On March 18, Meta will start releasing its version of Community Notes for Facebook, Instagram, and Threads users in the United States. The program copies a crowdsourced fact-checking system that Twitter unveiled in 2021 and that became the sole means of correcting misleading information after Elon Musk turned the platform into X.
Meta executives say they're focused on getting Community Notes right in the U.S. before it rolls the feature out to other countries. It's a high-stakes region for testing a major new feature, given that the U.S. is Meta's most lucrative market, but Meta may be hesitant to roll out Community Notes in other regions such as the European Union, where the European Commission is currently investigating X over the effectiveness of its Community Notes feature.
The move could also signal Meta CEO Mark Zuckerberg's eagerness to appease the Trump administration, which has previously criticized Meta for censoring conservative viewpoints.

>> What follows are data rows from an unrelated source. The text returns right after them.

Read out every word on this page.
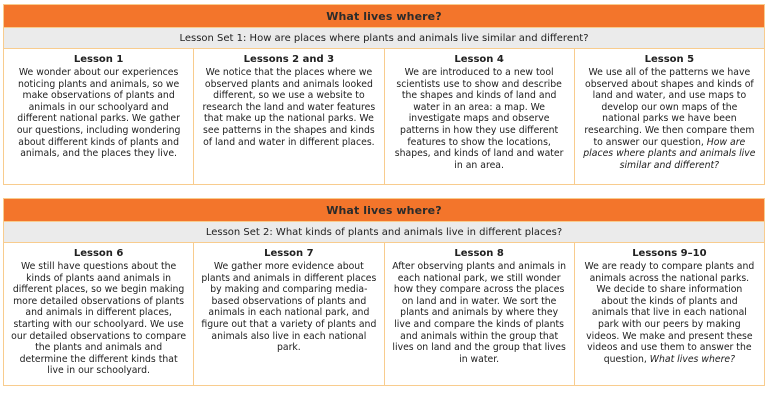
What lives where?
Lesson Set 1: How are places where plants and animals live similar and different?
Lesson 1
We wonder about our experiences noticing plants and animals, so we make observations of plants and animals in our schoolyard and different national parks. We gather our questions, including wondering about different kinds of plants and animals, and the places they live.
Lessons 2 and 3
We notice that the places where we observed plants and animals looked different, so we use a website to research the land and water features that make up the national parks. We see patterns in the shapes and kinds of land and water in different places.
Lesson 4
We are introduced to a new tool scientists use to show and describe the shapes and kinds of land and water in an area: a map. We investigate maps and observe patterns in how they use different features to show the locations, shapes, and kinds of land and water in an area.
Lesson 5
We use all of the patterns we have observed about shapes and kinds of land and water, and use maps to develop our own maps of the national parks we have been researching. We then compare them to answer our question, How are places where plants and animals live similar and different?
What lives where?
Lesson Set 2: What kinds of plants and animals live in different places?
Lesson 6
We still have questions about the kinds of plants aand animals in different places, so we begin making more detailed observations of plants and animals in different places, starting with our schoolyard. We use our detailed observations to compare the plants and animals and determine the different kinds that live in our schoolyard.
Lesson 7
We gather more evidence about plants and animals in different places by making and comparing media-based observations of plants and animals in each national park, and figure out that a variety of plants and animals also live in each national park.
Lesson 8
After observing plants and animals in each national park, we still wonder how they compare across the places on land and in water. We sort the plants and animals by where they live and compare the kinds of plants and animals within the group that lives on land and the group that lives in water.
Lessons 9–10
We are ready to compare plants and animals across the national parks. We decide to share information about the kinds of plants and animals that live in each national park with our peers by making videos. We make and present these videos and use them to answer the question, What lives where?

Zuckerberg first announced these changes in January as part of a broader effort to give oxygen to more perspectives on his platforms. Since 2016, Meta has relied on third-party fact-checkers to verify information on its platforms, but Neil Potts, Meta's VP of Public Policy, told reporters in a briefing on Wednesday that the systems were too biased, not scalable enough, and made too many mistakes.
For example, Potts said Meta applied false fact-checking labels to an opinion article on climate change that appeared in Fox News and the Wall Street Journal. In another case, Zuckerberg recently said on Joe Rogan's podcast that Meta should not have dismissed concerns around COVID-19 vaccines as misinformation.
Meta hopes that Community Notes will address the public perception that it's biased, as well as make fewer mistakes and serve as a more scalable fact-checking system that ultimately addresses more misinformation. However, Meta notes this system does not replace Community Standards — the company's rules that dictate whether posts are considered hate speech, scams, or other banned content.
The overhaul of Meta's fact-checking systems comes at a time when many tech companies are trying to address the perceived historical biases against conservatives. X has led the industry's effort, with Elon Musk claiming to center his social platform around "free speech." OpenAI recently announced it was changing how it trains AI models to embrace "intellectual freedom" and said it would work to not censor certain viewpoints.